The Durk Pearson & Sandy Shaw®
Life Extension NewsTM
Volume 19 No. 3 • April 2016


In economics, the difference between the preference for a small but certain reward (risk-averse) and preference for a larger but uncertain reward (risk-seeking) is an area of intensive study. (See, for example, MacKillop, 2013) Now, economists have extended the reach of their investigations to look at genetic and neurological correlates for these preferences, a new economic/scientific field called Behavioral Economics. As the author of a recent paper (MacKillop, 2013) says, “[t]here is growing interest in genetic influences on discounting and, in particular, the prospect of discounting as an endophenotype for addictive disorders...” Discounting is the way one adjusts his present valuation of a future reward based on the risk inherent in a delayed reward. It is the reason that you charge INTEREST when you loan money—the money is more valuable in your hands TODAY than the hypothetical possession of it sometime in the future. Delayed reward discounting is defined in one paper (MacKillop, 2013) as “how much a reward loses value based on its distance in the future.” This is also the Austrian School of Economics’ concept of time preference.

The term “endophenotype” simply means the expression of a particular genetic trait, in this case the preference for risk-aversion or risk-seeking. The DRD2 gene has been strongly supported as being involved in this preference (Zalocusky, 2016), with low levels of DRD2 activity associated in humans with risk-seeking behavior. The low levels of DRD2 can lead to addictive behaviors as individuals seek to increase dopamine release in the brain’s reward circuitry by engaging in these behaviors.

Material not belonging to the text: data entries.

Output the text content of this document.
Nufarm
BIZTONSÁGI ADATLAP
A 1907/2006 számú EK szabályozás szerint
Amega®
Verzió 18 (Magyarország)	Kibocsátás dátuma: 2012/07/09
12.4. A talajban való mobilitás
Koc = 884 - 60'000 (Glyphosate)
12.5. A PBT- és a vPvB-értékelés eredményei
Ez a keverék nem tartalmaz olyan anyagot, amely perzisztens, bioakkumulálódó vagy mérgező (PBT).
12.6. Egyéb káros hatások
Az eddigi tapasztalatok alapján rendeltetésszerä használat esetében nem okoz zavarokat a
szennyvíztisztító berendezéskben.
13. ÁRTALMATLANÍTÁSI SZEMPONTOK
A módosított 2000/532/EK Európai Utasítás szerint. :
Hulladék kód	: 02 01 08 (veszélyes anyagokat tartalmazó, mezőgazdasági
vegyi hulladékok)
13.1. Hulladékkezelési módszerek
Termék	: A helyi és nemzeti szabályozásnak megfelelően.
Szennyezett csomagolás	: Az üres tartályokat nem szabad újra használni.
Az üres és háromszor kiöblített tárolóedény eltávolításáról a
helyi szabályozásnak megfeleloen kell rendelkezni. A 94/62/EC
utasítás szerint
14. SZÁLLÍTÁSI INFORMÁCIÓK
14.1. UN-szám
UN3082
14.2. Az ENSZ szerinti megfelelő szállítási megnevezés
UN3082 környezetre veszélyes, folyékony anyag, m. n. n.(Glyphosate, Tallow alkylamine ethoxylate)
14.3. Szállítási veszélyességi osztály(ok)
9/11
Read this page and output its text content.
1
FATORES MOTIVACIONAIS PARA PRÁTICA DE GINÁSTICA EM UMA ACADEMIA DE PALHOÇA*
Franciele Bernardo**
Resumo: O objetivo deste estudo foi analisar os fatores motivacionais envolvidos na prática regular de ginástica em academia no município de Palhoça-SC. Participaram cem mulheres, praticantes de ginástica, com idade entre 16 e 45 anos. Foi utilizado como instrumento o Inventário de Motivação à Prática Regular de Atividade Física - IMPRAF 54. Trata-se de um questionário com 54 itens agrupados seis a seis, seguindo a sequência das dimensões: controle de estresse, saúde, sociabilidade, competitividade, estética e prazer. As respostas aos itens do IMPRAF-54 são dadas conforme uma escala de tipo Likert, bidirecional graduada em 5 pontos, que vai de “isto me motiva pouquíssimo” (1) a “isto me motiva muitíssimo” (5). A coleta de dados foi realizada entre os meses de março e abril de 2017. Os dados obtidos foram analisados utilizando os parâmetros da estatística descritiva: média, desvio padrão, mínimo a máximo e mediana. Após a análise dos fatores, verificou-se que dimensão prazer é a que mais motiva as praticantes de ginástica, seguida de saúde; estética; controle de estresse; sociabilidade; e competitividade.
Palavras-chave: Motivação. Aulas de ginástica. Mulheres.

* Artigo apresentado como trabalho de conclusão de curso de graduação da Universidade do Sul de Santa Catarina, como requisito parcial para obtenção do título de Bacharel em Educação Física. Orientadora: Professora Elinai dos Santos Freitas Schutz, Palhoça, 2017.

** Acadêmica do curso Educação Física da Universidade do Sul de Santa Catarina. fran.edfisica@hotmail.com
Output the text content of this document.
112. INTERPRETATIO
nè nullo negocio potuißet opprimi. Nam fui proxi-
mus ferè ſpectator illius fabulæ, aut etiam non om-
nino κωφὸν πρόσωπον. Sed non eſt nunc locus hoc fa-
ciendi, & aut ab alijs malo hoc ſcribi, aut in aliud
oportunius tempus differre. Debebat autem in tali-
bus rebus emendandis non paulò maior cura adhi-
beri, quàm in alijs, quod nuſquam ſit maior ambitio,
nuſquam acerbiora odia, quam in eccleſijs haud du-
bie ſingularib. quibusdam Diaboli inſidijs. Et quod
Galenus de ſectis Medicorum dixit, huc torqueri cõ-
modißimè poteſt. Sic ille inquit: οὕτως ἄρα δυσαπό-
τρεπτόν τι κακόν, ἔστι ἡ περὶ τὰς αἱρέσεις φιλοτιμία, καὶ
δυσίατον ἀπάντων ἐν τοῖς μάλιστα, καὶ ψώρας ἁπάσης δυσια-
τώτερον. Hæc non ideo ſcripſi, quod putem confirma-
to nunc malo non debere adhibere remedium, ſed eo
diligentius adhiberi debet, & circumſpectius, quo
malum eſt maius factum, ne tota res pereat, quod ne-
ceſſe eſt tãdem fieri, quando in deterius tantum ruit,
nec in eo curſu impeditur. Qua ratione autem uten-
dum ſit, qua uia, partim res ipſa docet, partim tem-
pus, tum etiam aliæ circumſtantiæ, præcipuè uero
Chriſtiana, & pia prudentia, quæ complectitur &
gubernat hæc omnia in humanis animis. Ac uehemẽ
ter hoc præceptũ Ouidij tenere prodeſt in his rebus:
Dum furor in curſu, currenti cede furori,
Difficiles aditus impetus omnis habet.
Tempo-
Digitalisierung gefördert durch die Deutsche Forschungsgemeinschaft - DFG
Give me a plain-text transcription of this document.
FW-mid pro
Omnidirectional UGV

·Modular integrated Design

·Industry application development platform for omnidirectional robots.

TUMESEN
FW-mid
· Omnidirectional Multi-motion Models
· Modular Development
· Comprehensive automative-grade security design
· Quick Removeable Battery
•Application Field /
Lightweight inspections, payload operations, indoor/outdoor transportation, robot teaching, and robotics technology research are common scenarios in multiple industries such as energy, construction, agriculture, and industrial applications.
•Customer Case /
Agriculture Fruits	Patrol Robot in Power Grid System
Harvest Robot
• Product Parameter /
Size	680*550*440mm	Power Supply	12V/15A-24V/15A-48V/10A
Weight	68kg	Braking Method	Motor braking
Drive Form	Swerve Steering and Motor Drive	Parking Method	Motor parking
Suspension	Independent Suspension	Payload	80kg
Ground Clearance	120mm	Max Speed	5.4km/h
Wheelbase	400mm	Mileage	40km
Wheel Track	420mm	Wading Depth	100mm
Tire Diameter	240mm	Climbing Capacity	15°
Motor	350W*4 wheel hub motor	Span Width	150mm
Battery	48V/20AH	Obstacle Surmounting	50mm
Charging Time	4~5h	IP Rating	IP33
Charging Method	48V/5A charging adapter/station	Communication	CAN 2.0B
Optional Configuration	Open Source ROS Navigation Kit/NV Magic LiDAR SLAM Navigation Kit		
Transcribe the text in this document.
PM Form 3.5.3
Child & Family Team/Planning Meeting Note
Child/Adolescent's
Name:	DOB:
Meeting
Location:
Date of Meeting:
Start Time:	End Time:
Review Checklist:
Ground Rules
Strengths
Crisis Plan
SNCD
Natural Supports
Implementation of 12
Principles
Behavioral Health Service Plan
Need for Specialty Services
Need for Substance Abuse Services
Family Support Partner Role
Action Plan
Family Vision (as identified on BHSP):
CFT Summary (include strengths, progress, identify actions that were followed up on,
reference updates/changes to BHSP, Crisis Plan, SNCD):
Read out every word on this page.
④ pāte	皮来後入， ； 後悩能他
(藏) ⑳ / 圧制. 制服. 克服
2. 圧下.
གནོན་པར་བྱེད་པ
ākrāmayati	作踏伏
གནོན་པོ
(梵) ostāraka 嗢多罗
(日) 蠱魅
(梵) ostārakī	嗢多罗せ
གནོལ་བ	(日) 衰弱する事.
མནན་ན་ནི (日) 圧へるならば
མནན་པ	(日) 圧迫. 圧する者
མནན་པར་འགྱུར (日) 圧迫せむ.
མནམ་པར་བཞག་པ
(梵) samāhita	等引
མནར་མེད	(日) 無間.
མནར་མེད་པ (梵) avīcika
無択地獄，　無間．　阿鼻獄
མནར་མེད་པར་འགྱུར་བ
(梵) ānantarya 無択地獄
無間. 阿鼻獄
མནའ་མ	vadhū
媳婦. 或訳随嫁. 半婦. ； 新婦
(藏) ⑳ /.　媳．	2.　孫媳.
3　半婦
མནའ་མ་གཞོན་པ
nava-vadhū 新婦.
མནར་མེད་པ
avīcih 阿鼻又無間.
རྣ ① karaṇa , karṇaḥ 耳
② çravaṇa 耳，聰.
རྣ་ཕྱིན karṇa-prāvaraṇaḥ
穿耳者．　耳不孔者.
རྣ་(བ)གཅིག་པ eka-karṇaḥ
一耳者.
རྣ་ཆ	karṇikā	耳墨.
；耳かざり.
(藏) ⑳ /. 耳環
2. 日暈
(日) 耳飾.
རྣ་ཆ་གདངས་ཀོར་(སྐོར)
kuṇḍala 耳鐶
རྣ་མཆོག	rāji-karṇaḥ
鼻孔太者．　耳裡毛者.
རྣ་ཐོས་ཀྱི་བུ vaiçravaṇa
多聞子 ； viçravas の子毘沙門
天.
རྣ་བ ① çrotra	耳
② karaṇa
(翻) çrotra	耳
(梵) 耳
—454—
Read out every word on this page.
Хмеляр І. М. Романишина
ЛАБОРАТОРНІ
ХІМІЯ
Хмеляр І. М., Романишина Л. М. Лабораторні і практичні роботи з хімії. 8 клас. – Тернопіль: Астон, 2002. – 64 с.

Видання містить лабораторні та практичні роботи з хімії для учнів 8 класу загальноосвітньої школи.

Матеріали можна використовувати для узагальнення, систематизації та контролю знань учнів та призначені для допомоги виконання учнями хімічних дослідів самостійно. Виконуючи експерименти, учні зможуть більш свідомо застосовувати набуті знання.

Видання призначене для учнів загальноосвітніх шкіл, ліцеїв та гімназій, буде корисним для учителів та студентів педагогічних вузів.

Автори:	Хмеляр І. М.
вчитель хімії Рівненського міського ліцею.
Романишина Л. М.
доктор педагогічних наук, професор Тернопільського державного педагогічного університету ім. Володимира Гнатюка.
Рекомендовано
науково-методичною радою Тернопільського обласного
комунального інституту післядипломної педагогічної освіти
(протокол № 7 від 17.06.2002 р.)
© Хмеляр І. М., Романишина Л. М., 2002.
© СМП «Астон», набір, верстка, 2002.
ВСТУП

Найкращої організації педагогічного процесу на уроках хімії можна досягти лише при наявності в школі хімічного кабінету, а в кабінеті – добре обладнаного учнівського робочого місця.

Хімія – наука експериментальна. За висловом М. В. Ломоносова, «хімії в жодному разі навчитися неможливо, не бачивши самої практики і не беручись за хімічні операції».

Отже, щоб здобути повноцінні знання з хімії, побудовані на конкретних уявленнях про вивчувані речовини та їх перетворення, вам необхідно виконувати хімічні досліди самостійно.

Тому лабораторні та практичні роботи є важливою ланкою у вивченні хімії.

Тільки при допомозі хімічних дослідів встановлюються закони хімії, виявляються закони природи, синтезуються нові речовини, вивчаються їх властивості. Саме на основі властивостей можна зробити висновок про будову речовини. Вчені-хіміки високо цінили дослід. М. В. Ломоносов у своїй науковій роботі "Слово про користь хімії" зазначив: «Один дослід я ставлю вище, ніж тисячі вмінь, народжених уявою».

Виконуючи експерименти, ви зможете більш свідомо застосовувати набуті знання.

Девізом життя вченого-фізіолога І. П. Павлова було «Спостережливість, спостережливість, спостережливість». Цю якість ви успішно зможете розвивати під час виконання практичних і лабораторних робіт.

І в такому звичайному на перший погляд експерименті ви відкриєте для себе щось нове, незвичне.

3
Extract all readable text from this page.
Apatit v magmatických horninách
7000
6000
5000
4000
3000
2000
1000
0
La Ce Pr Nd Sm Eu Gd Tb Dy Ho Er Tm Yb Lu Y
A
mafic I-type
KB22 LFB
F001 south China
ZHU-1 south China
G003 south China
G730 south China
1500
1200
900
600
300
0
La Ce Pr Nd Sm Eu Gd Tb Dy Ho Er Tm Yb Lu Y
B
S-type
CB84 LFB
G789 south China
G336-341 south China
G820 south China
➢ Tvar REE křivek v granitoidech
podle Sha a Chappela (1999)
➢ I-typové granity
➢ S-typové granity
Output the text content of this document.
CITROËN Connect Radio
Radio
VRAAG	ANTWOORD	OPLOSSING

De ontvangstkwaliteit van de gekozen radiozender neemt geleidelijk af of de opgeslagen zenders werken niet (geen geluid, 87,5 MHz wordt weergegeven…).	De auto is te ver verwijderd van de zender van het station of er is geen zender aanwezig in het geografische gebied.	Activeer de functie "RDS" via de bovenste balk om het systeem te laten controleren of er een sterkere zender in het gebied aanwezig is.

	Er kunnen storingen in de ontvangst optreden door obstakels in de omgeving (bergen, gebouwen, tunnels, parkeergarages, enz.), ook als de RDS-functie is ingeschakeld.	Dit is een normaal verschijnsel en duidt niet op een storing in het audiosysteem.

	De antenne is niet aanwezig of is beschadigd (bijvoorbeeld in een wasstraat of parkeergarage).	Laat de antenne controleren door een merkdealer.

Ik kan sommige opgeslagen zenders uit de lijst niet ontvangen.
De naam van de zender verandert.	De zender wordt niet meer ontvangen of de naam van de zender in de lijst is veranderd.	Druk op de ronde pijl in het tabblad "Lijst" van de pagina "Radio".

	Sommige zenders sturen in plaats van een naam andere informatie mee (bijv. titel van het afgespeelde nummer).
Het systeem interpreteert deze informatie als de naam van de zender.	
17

The researcher (MacKillop, 2013) thinks of the risk-seeking phenotype as “impulsive discounting.” He states his hypothesis: “...although not definitive, there is accumulating support for the hypothesis of impulsive discounting as an endophenotype for addictive behavior and a need for further systematic investigation.”

An early study of “impulsive discounting” was the famous marshmallow tests, where children had to decide whether to consume a second marshmallow (after eating one) or wait to receive yet another marshmallow. The children who waited were in later life seen to have higher educational and other life achievements; this trait continued for decades. Those who did not wait were more likely to misuse drugs at older ages.


  • MacKillop. Integrating behavioral economics and behavioral genetics: delayed reward discounting as an endophenotype for addictive disorders. J Exp Anal Behav. 99(1):1-25 (Jan. 2013).
  • Zalocusky. Nucleus accumbens D2R cells signal prior outcomes and control risky decision-making. Nature. doi:10.1038/nature17400 (2016).